In a series of letters on Wednesday, Biden’s lead attorney wrote to the Justice Department to encourage its national security division to investigate those responsible for disseminating the personal data on Biden’s laptop. This cache, of course, was made public in the final days of the 2020 election in a failed bid to help Donald Trump’s reelection prospects. In a letter to the Delaware attorney general and the DOJ, attorney Abbe Lowell (who represented Jared Kushner during the Russia investigation) asked the authorities to investigate Trump allies such as Rudy Giuliani and Steve Bannon, who helped circulate the laptop’s contents in conservative media. Also named were Bannon aide Jack Maxey, Giuliani’s attorney Robert Costello, and John Paul Mac Isaac, the owner of the computer-repair shop in Delaware where Biden left his laptop. (All accused parties have denied wrongdoing with an attorney for Mac Isaac saying that “the only thing I see is a privileged person hiring yet another high-priced attorney to redirect attention away from his own unlawful actions.”)

Other attorneys for Biden are trying more direct approaches as well, writing to Tucker Carlson and Fox News to demand a retraction of what they call false statements or they’ll face a defamation suit. The attorneys pointed to a Carlson segment from last month in which he claimed that Biden paid $50,000 in rent to his father as a way to funnel money to his dad. The allegation, which has been debunked, was retracted by other conservative outlets such as the Daily Caller, but no correction has run on Fox News to date.

Biden’s attorneys also went after other conservative figures, including Garrett Ziegler, a former Trump-administration staffer turned activist. Through his nonprofit group, Marco Polo, Ziegler informed conservative tabloids that Biden’s texts showed that he threatened not to pay an assistant unless she had sex with him. Biden’s lawyers wrote to the IRS to contest Marco Polo’s nonprofit status, claiming that the group’s political activity violates its tax-exempt status.
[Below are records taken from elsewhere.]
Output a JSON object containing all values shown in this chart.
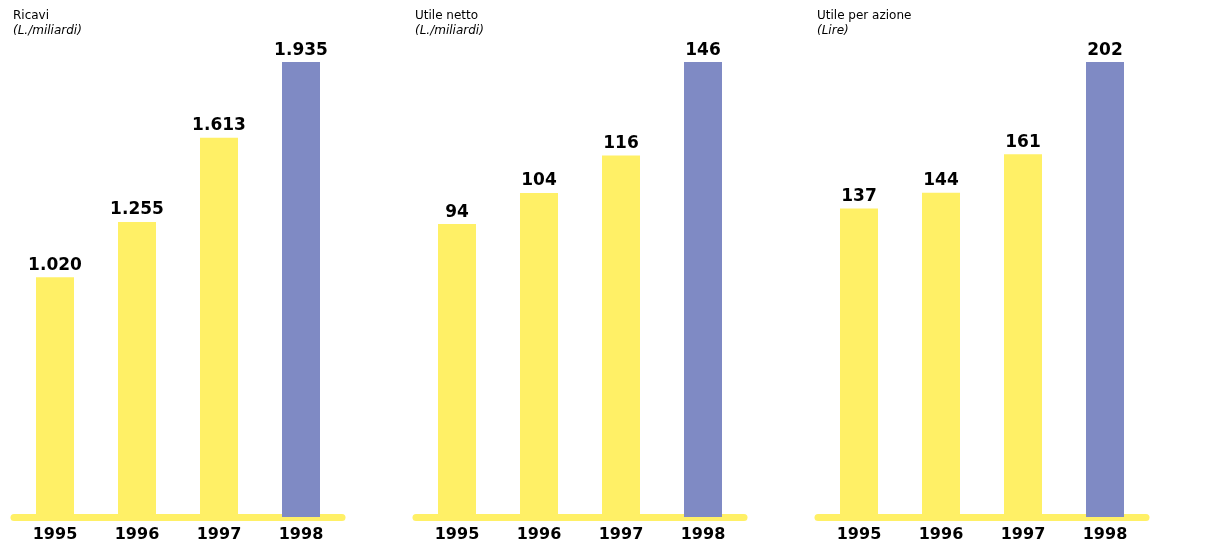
{
  "chart_data": [
    {
      "type": "bar",
      "title": "Ricavi",
      "subtitle": "(L./miliardi)",
      "categories": [
        "1995",
        "1996",
        "1997",
        "1998"
      ],
      "values": [
        1020,
        1255,
        1613,
        1935
      ],
      "value_labels": [
        "1.020",
        "1.255",
        "1.613",
        "1.935"
      ],
      "colors": [
        "#fff066",
        "#fff066",
        "#fff066",
        "#7f8ac4"
      ],
      "tick_labels": "x",
      "grid": false
    },
    {
      "type": "bar",
      "title": "Utile netto",
      "subtitle": "(L./miliardi)",
      "categories": [
        "1995",
        "1996",
        "1997",
        "1998"
      ],
      "values": [
        94,
        104,
        116,
        146
      ],
      "data_labels": true,
      "colors": [
        "#fff066",
        "#fff066",
        "#fff066",
        "#7f8ac4"
      ],
      "tick_labels": "x",
      "grid": false
    },
    {
      "type": "bar",
      "title": "Utile per azione",
      "subtitle": "(Lire)",
      "categories": [
        "1995",
        "1996",
        "1997",
        "1998"
      ],
      "values": [
        137,
        144,
        161,
        202
      ],
      "data_labels": true,
      "colors": [
        "#fff066",
        "#fff066",
        "#fff066",
        "#7f8ac4"
      ],
      "tick_labels": "x",
      "grid": false
    }
  ]
}
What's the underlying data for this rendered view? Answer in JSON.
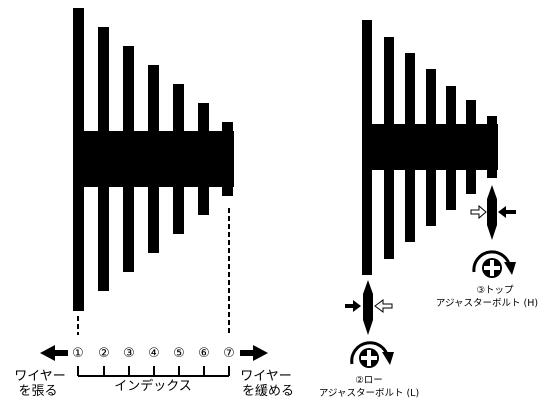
{
  "left": {
    "index_numbers": [
      "①",
      "②",
      "③",
      "④",
      "⑤",
      "⑥",
      "⑦"
    ],
    "scale_label": "インデックス",
    "tighten_label_1": "ワイヤー",
    "tighten_label_2": "を張る",
    "loosen_label_1": "ワイヤー",
    "loosen_label_2": "を緩める"
  },
  "right": {
    "top_adjuster_title": "③トップ",
    "top_adjuster_name": "アジャスターボルト (H)",
    "low_adjuster_title": "②ロー",
    "low_adjuster_name": "アジャスターボルト (L)"
  },
  "icons": {
    "arrow_left": "arrow-left-icon",
    "arrow_right": "arrow-right-icon",
    "adjust_bolt": "adjust-bolt-icon",
    "adjust_pointer": "adjust-pointer-icon"
  }
}
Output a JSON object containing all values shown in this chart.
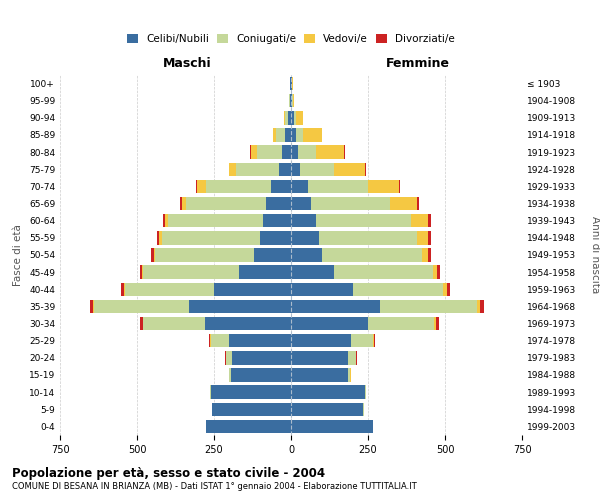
{
  "age_groups": [
    "0-4",
    "5-9",
    "10-14",
    "15-19",
    "20-24",
    "25-29",
    "30-34",
    "35-39",
    "40-44",
    "45-49",
    "50-54",
    "55-59",
    "60-64",
    "65-69",
    "70-74",
    "75-79",
    "80-84",
    "85-89",
    "90-94",
    "95-99",
    "100+"
  ],
  "birth_years": [
    "1999-2003",
    "1994-1998",
    "1989-1993",
    "1984-1988",
    "1979-1983",
    "1974-1978",
    "1969-1973",
    "1964-1968",
    "1959-1963",
    "1954-1958",
    "1949-1953",
    "1944-1948",
    "1939-1943",
    "1934-1938",
    "1929-1933",
    "1924-1928",
    "1919-1923",
    "1914-1918",
    "1909-1913",
    "1904-1908",
    "≤ 1903"
  ],
  "maschi": {
    "celibi": [
      275,
      255,
      260,
      195,
      190,
      200,
      280,
      330,
      250,
      170,
      120,
      100,
      90,
      80,
      65,
      40,
      30,
      18,
      10,
      3,
      2
    ],
    "coniugati": [
      2,
      2,
      3,
      5,
      20,
      60,
      200,
      310,
      290,
      310,
      320,
      320,
      310,
      260,
      210,
      140,
      80,
      30,
      8,
      2,
      1
    ],
    "vedovi": [
      0,
      0,
      0,
      0,
      1,
      2,
      2,
      2,
      3,
      3,
      5,
      8,
      10,
      15,
      30,
      20,
      20,
      10,
      5,
      0,
      0
    ],
    "divorziati": [
      0,
      0,
      0,
      1,
      2,
      3,
      8,
      10,
      10,
      8,
      8,
      8,
      5,
      5,
      3,
      2,
      2,
      1,
      0,
      0,
      0
    ]
  },
  "femmine": {
    "nubili": [
      265,
      235,
      240,
      185,
      185,
      195,
      250,
      290,
      200,
      140,
      100,
      90,
      80,
      65,
      55,
      30,
      22,
      15,
      10,
      3,
      2
    ],
    "coniugate": [
      1,
      2,
      3,
      8,
      25,
      70,
      215,
      315,
      295,
      320,
      325,
      320,
      310,
      255,
      195,
      110,
      60,
      25,
      5,
      2,
      1
    ],
    "vedove": [
      0,
      0,
      0,
      1,
      2,
      3,
      5,
      8,
      10,
      15,
      20,
      35,
      55,
      90,
      100,
      100,
      90,
      60,
      25,
      5,
      2
    ],
    "divorziate": [
      0,
      0,
      0,
      1,
      2,
      5,
      10,
      12,
      12,
      10,
      10,
      10,
      8,
      5,
      4,
      3,
      2,
      1,
      0,
      0,
      0
    ]
  },
  "colors": {
    "celibi": "#3a6da0",
    "coniugati": "#c5d89a",
    "vedovi": "#f5c842",
    "divorziati": "#cc2222"
  },
  "title1": "Popolazione per età, sesso e stato civile - 2004",
  "title2": "COMUNE DI BESANA IN BRIANZA (MB) - Dati ISTAT 1° gennaio 2004 - Elaborazione TUTTITALIA.IT",
  "xlim": 750,
  "bg_color": "#ffffff",
  "grid_color": "#cccccc"
}
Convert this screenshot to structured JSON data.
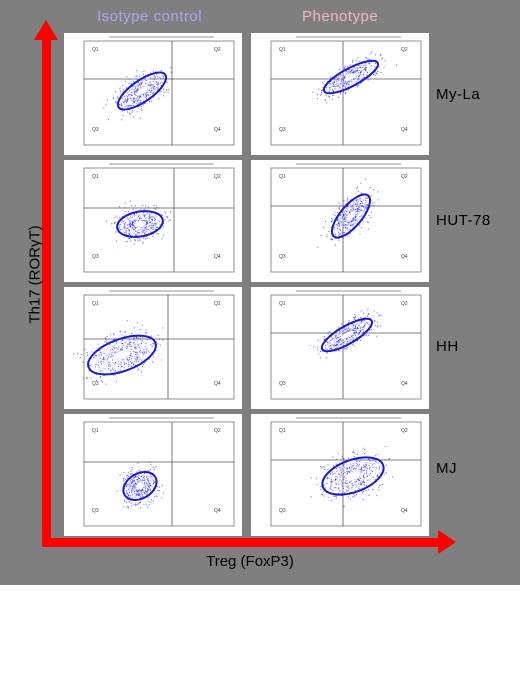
{
  "column_headers": {
    "isotype": "Isotype control",
    "phenotype": "Phenotype"
  },
  "row_labels": [
    "My-La",
    "HUT-78",
    "HH",
    "MJ"
  ],
  "axes": {
    "y_label": "Th17 (RORγT)",
    "x_label": "Treg (FoxP3)"
  },
  "quadrant_labels": [
    "Q1",
    "Q2",
    "Q3",
    "Q4"
  ],
  "colors": {
    "background": "#7f7f7f",
    "arrow": "#ff0000",
    "dots": "#2a2aff",
    "isotype_header": "#a9a9f0",
    "phenotype_header": "#f2b8b8"
  }
}
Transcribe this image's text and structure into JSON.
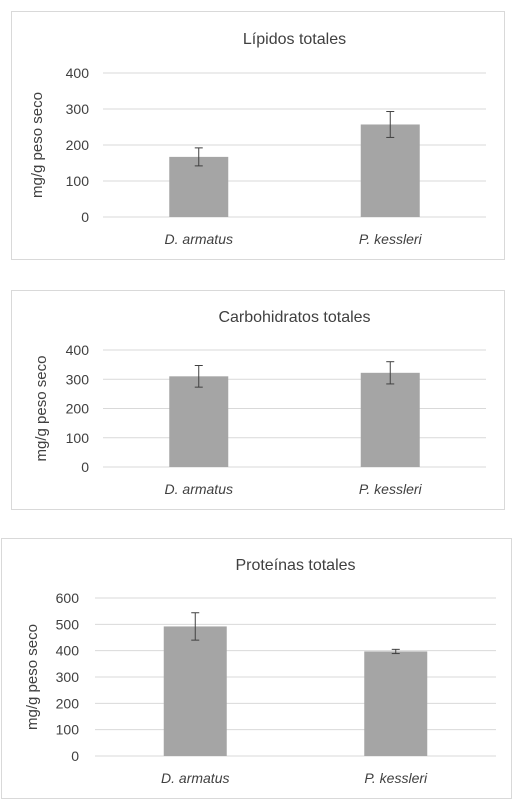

As is usual with Hunter Biden, his new legal strategy puts him in a complicated spot. The attempt by the president’s son to convince an independent Justice Department to go after the people that exposed his personal life is unlikely to succeed given that the DOJ has had years to consider the matter on its own. And while it may convince some conservative-media figures to stop treating him like a punching bag for all occasions, it will also surely amplify calls on the right that he is using the government, through his father, to do his own bidding. It’s not as if he is clear of trouble, either: The DOJ was investigating him last year for tax evasion and lying on a firearms purchasing form when he answered that he had never used illegal drugs.